My other question is about cleaning their cage. At this point neither of the birds are too comfortable being handled. Enkidu will happily sit on my finger as long as I'm not moving it too much but if I start moving it toward the cage entrance he hops off so I've stopped doing that for now. Gil has just gotten to the point of being willing to stand on my finger if I'm feeding her millet. It hasn't been that long all things considered and they've def gotten more comfortable around me and I don't want to push it so I'm happy taking things slow.
the problem is that I have no idea how to get them out of their cage to clean it without freaking them out. I do frequent spot cleans and wipe down their toys and perches once a week but its a hard thing to do while they are in there. I have a system where i take half of their stuff out and clean it and then do the other side but I'd really like to give the cage itself a good clean. Also even though I've seen them eat I'd like to weigh them for my own peace of mind. Is there a way I can do these things without majorly freaking them (and me lol) out or should I give it a bit more time


----------



## FaeryBee (May 9, 2011)

*You did not indicate in this post how long you've had the budgies.

It can take weeks, or even months, for budgies to decide to try new foods.

You will find many different tips with regard to presenting vegetables and encouraging your budgies to try new foods in the Diet and Nutrition section of the forum. You can offer chop, hang wet greens from the top of the cage, float leafy vegetables in a shallow dish of water, make "kabobs", etc.

The first vegetable which my budgies that had not been weaned to vegetables tried (and loved) was sweet corn kernels sprinkled with a teeny bit of garlic powder (NOT salt).

Budgies seem to love "spicy" tastes. 
They also adored fresh basil, cilantro, dill, chickweed, zucchini and red pepper.

WIth regard to cleaning the cage, until your budgies are either getting out-of-cage time or don't mind being moved from one cage to another, the best thing you can do is continue to clean half the cage and then the other half while the budgies are in the cage.
Are you using white vinegar as your cleaning agent?
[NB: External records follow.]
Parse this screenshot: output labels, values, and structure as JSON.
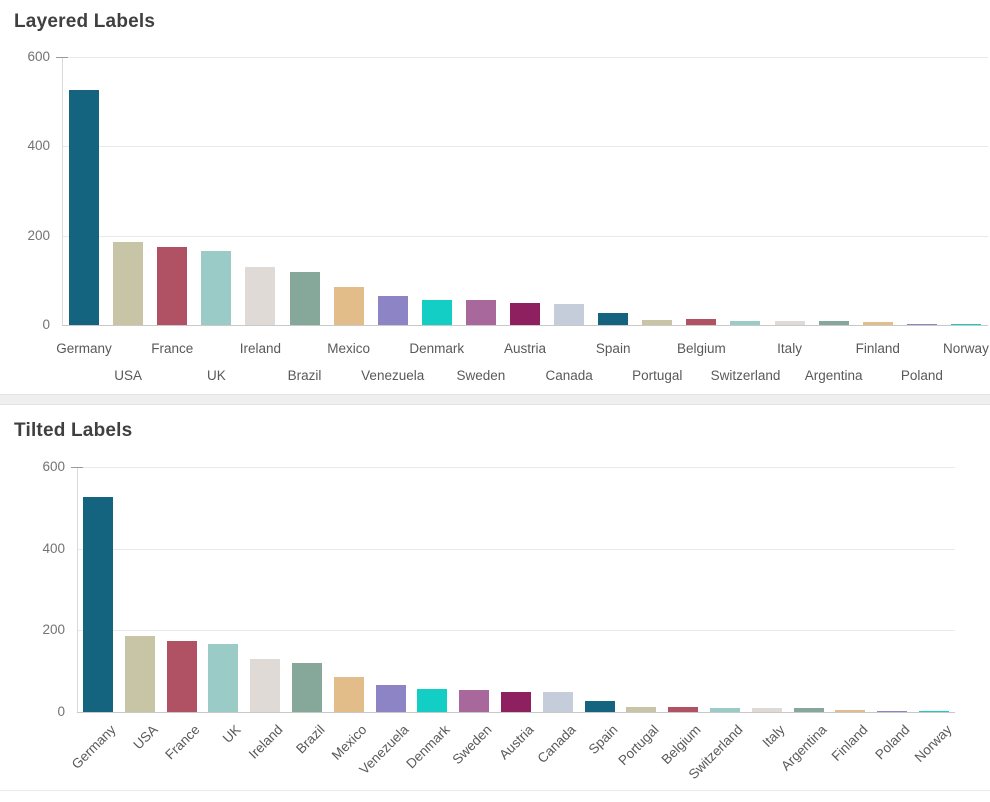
{
  "palette": [
    "#14647f",
    "#c8c5a6",
    "#b05263",
    "#9bcbc6",
    "#e0dad6",
    "#85a89a",
    "#e2bd8a",
    "#8c84c4",
    "#12cec5",
    "#a8689c",
    "#8e2060",
    "#c6cdda"
  ],
  "colors": {
    "title_text": "#404040",
    "axis_tick_text": "#737373",
    "category_label_text": "#595959",
    "gridline": "#e9e9e9",
    "baseline": "#c9c9c9",
    "divider_band": "#efefef",
    "background": "#ffffff"
  },
  "chart_data": [
    {
      "type": "bar",
      "title": "Layered Labels",
      "categories": [
        "Germany",
        "USA",
        "France",
        "UK",
        "Ireland",
        "Brazil",
        "Mexico",
        "Venezuela",
        "Denmark",
        "Sweden",
        "Austria",
        "Canada",
        "Spain",
        "Portugal",
        "Belgium",
        "Switzerland",
        "Italy",
        "Argentina",
        "Finland",
        "Poland",
        "Norway"
      ],
      "values": [
        527,
        185,
        174,
        166,
        130,
        119,
        85,
        65,
        57,
        55,
        50,
        48,
        27,
        12,
        13,
        10,
        9,
        9,
        6,
        3,
        1
      ],
      "xlabel": "",
      "ylabel": "",
      "ylim": [
        0,
        600
      ],
      "yticks": [
        0,
        200,
        400,
        600
      ],
      "grid": true,
      "legend": false,
      "x_label_layout": "layered"
    },
    {
      "type": "bar",
      "title": "Tilted Labels",
      "categories": [
        "Germany",
        "USA",
        "France",
        "UK",
        "Ireland",
        "Brazil",
        "Mexico",
        "Venezuela",
        "Denmark",
        "Sweden",
        "Austria",
        "Canada",
        "Spain",
        "Portugal",
        "Belgium",
        "Switzerland",
        "Italy",
        "Argentina",
        "Finland",
        "Poland",
        "Norway"
      ],
      "values": [
        527,
        185,
        174,
        166,
        130,
        119,
        85,
        65,
        57,
        55,
        50,
        48,
        27,
        12,
        13,
        10,
        9,
        9,
        6,
        3,
        1
      ],
      "xlabel": "",
      "ylabel": "",
      "ylim": [
        0,
        600
      ],
      "yticks": [
        0,
        200,
        400,
        600
      ],
      "grid": true,
      "legend": false,
      "x_label_layout": "tilted"
    }
  ]
}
It takes time and patience for budgies to feel confident on your hand so don't despair. 
The fact that you are working at their pace rather than rushing them indicates you are doing a good job!*


----------



## antares (9 mo ago)

Its only been two months I think so things are pretty new, I'll keep the veggie bowl for now and maybe try kabobs soon, I feel like that might be fun for them. I did actually just come back to bits of spinach on the floor of their cage so at least they've realized it exists. 
I am using diluted while vinegar as my cleaning agent and I'll keep going with half cage cleans for now. Despite things feeling a little slow on my end I know that it really hasn't been very long and I can tell that we're making progress! poor Gil used to panic or freeze up if my hand was in the cage and now she keeps doing what she was doing before which is already a huge change


----------



## FaeryBee (May 9, 2011)

*Excellent progress!!

Best wishes on your journey with your little ones. 💜*


----------